Reputation:
I am trying to remove vector elements using remove_if
. But unsuccessfully. What am I doing wrong?
Here's my code:
#include <iostream>
#include <string>
#include <vector>
#include <algorithm>
void printme(std::vector<int>& a){
for(const auto& item: a)
std::cout << item << std::endl;
}
int main()
{
std::vector<int> a {1, 2, 3, 4, 5, 6};
printme(a);
a.erase( (std::remove_if(a.begin(), a.end(), [](const int& x){
return x == 2;
}), a.end()));
printme(a);
}
My output is just:
1 2 3 4 5 6
Expected output:
1 2 3 4 5 6 1 3 4 5 6
Upvotes: 13
Views: 6444
Reputation: 275976
Your problem is that you are doing the erase-remove idiom inline. It is very error prone.
template<class C, class F>
void erase_remove_if( C&& c, F&& f ) {
using std::begin; using std::end;
auto it = std::remove_if( begin(c), end(c), std::forward<F>(f) );
c.erase( it, end(c) );
}
this little helper function does the error prone part of erase remove in isolation from other noise.
Then:
a.erase( (std::remove_if(a.begin(), a.end(), [](const int& x){
return x == 2;
}), a.end()));
becomes
erase_remove_if(
a,
[](const int& x){
return x == 2;
}
);
and suddenly your code works.
Now the proximate cause was you had a typo:
a.erase(
(
std::remove_if(
a.begin(),
a.end(),
[](const int& x){
return x == 2;
}
),
a.end()
)
);
here I have expanded the line's structure. You can see from the above that you only passed one argument to erase
; namely a.end()
, because you passed it ( some remove expression, a.end() )

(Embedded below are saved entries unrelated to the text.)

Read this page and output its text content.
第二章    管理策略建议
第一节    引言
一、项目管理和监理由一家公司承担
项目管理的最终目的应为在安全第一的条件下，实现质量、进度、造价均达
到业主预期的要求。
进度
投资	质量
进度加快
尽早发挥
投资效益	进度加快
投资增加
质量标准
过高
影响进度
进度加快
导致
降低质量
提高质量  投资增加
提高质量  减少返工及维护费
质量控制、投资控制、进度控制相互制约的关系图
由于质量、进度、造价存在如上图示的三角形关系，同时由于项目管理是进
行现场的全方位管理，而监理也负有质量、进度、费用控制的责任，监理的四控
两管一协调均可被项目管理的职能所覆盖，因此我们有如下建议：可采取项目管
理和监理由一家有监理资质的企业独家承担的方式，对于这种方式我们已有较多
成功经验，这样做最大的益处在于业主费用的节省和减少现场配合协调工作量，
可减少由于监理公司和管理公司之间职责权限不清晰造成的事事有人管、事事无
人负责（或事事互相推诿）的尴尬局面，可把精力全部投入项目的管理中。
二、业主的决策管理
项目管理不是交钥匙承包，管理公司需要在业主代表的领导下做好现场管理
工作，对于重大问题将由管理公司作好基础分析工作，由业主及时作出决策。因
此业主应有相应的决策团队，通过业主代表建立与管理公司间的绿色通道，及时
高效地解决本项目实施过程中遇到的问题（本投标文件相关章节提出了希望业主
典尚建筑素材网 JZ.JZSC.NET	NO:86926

in brackets. This invoked the comma operator: so it ran the remove expression (moving the element 2
to the end), then discarded the returned iterator and evaluated to a.end()
.
We then passed a.end()
to erase
, which is not a valid iterator to pass to erase
. So your program is ill-formed, and UB results.
That is only the proximate cause. There are many mistakes you can easily make when manually doing erase-remove; the code is fragile and full of repetition.
DRY is the principle that you want a single point of customization, and you don't want to repeat things that don't need repeating. erase_remove_if
is my attempt to apply DRY to avoid exactly this kind of error.
Upvotes: 4
Reputation: 24798
You are using an overload of the std::vector::erase()
member function that takes a single iterator as parameter. As the argument to erase()
you are providing the iterator a.end()
, since the following expression:
(std::remove_if(a.begin(), a.end(), [](const int& x){ return x == 2; }), a.end()))
evaluates to a.end()
(i.e., because of the comma operator).
The iterator passed to the overload of erase()
that takes a single iterator must be dereferenceable. However, the iterator a.end()
is not dereferenceable, therefore, the call to erase()
results in undefined behavior.
To use the overload that takes two iterators, remove the parenthesis surrounding the call to std::remove_if
:
a.erase(std::remove_if(a.begin(), a.end(), [](const int& x){
return x == 2;
}), a.end());
Upvotes: 23
Reputation: 173044
You're adding superfluous parentheses, change it to
a.erase( std::remove_if(a.begin(), a.end(), [](const int& x){
return x == 2;
}), a.end());
Note that the comma operator just returns the last operand, that means you're passing a.end()
to erase
, which leads to UB.
Upvotes: 8
Reputation: 206747
The other answers have pointed out what the problem was. I want to say, it will be easier to notice these kinds of problems by simplifying your code.
I suggest using:
int main()
{
std::vector<int> a {1, 2, 3, 4, 5, 6};
printme(a);
auto it = std::remove_if(a.begin(), a.end(), [](const int& x){ return x == 2; });
a.erase(it, a.end());
printme(a);
}
Upvotes: 7
Reputation: 973
You just had too many parentheses in the function call.
a.erase(std::remove_if(a.begin(), a.end(), [](const int& x) {return x == 2;}), a.end());
Just remove one parentheses before the std::remove_if
and at the end of the call.
Upvotes: 5